Varen, Rouergue, Guyenne

Ce village rouergat est situé dans la vallée de l’Aveyron (Varen, 82), aux frontières avec le Quercy et l’Albigeois. Il est dominé par une ancienne église prieurale et le château du doyen bénédictin qui dominait la seigneurie du lieu.

Le prieuré fut fondé par Saint Géraud d’Aurillac au début du 10e siècle et il bénéficia d’une importante donation de la comtesse Garsinde de Toulouse vers 972, donnant la seigneurie du village aux religieux.

Au 11e siècle, la possession des reliques du corps de Saint Serge justifia la construction d’une importante basilique accompagnée d’une seconde église plus petite, d’un cloître et de bâtiments conventuels. Si la majeure partie de l’ensemble a disparu, il nous reste aujourd’hui l’ancienne basilique Saint Serge, chef-d’oeuvre roman et aujourd’hui simple église paroissiale placée sous le vocable de Saint Pierre. On peut y observer en particulier un ensemble de chapiteaux sculptés admirables.

La face méridionale de l’édifice garde le souvenir d’un portail, aujourd’hui muré, qui reliait la nef au cloître disparu. Cette ancienne ouverture porte à sa clé de voute un écu armorié.

Les armoiries figurées présente un écartelé d’un château et d’un lion.

Ce sont les armes de Jacques de Castelnau-Bretenoux, que nous avions déjà rencontré comme abbé de Maurs entre 1500 et 1524 (voir notre article sur Maurs). comme le prieuré de Varen, l’abbaye de Maurs dépendait aussi de Saint-Géraud d’Aurillac, et nous pouvons penser que Jacques eut successivement ou en même temps la charge des deux établissements.

La famille quercynoise de Castelnau-Bretenoux (46), portait depuis 1315 un « écartelé de gueules au château d’or (qui est de Castelnau-Bretenoux) et d’argent au lion de sable (qui est de Calmont d’Olt) ».

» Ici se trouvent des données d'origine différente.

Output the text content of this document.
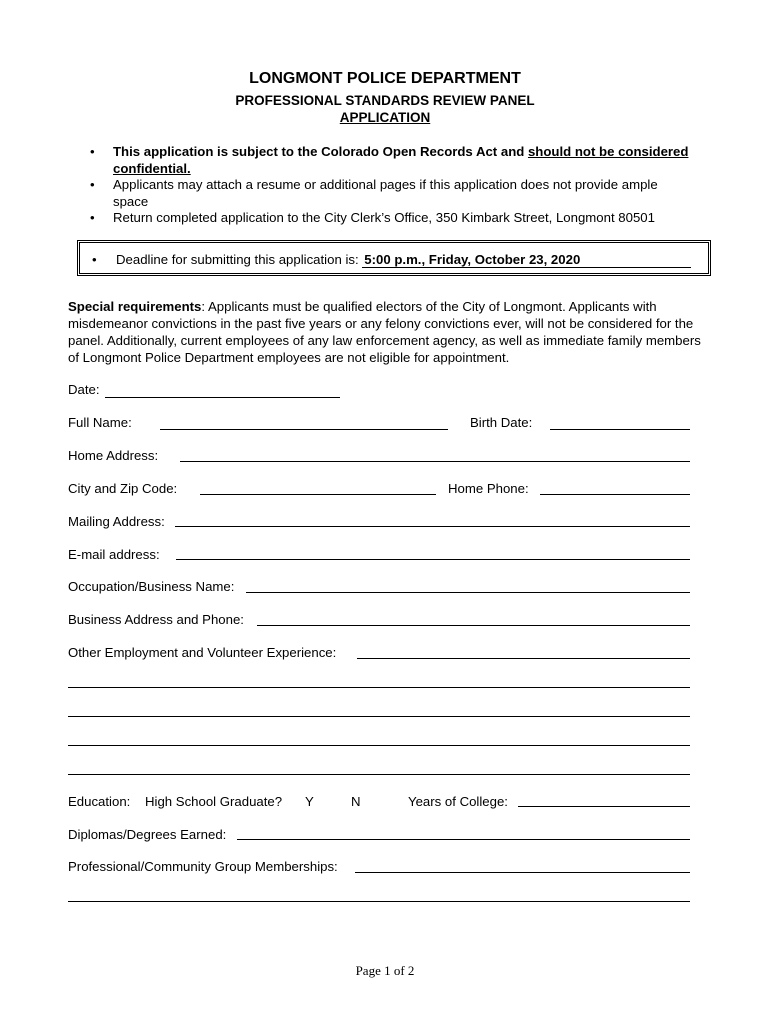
LONGMONT POLICE DEPARTMENT
PROFESSIONAL STANDARDS REVIEW PANEL
APPLICATION
• This application is subject to the Colorado Open Records Act and should not be considered confidential.
• Applicants may attach a resume or additional pages if this application does not provide ample space
• Return completed application to the City Clerk’s Office, 350 Kimbark Street, Longmont 80501
• Deadline for submitting this application is: 5:00 p.m., Friday, October 23, 2020
Special requirements: Applicants must be qualified electors of the City of Longmont. Applicants with misdemeanor convictions in the past five years or any felony convictions ever, will not be considered for the panel. Additionally, current employees of any law enforcement agency, as well as immediate family members of Longmont Police Department employees are not eligible for appointment.
Date:
Full Name:	Birth Date:
Home Address:
City and Zip Code:	Home Phone:
Mailing Address:
E-mail address:
Occupation/Business Name:
Business Address and Phone:
Other Employment and Volunteer Experience:
Education: High School Graduate? Y	N	Years of College:
Diplomas/Degrees Earned:
Professional/Community Group Memberships:
Page 1 of 2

Quelques décennies plus tard, Varen fut marqué par les violences liées aux Guerres de Religion et le vilage fortifié fut le théatre de plusieurs batailles entre Huguenots et Catholiques. En 1581, le doyen, membre du lignage de Cardaillac, fut assassiné et notre portail muré garderait le souvenir de cet événement. En effet, il porte aujourd’hui le nom de « Passage de Cardaillac ».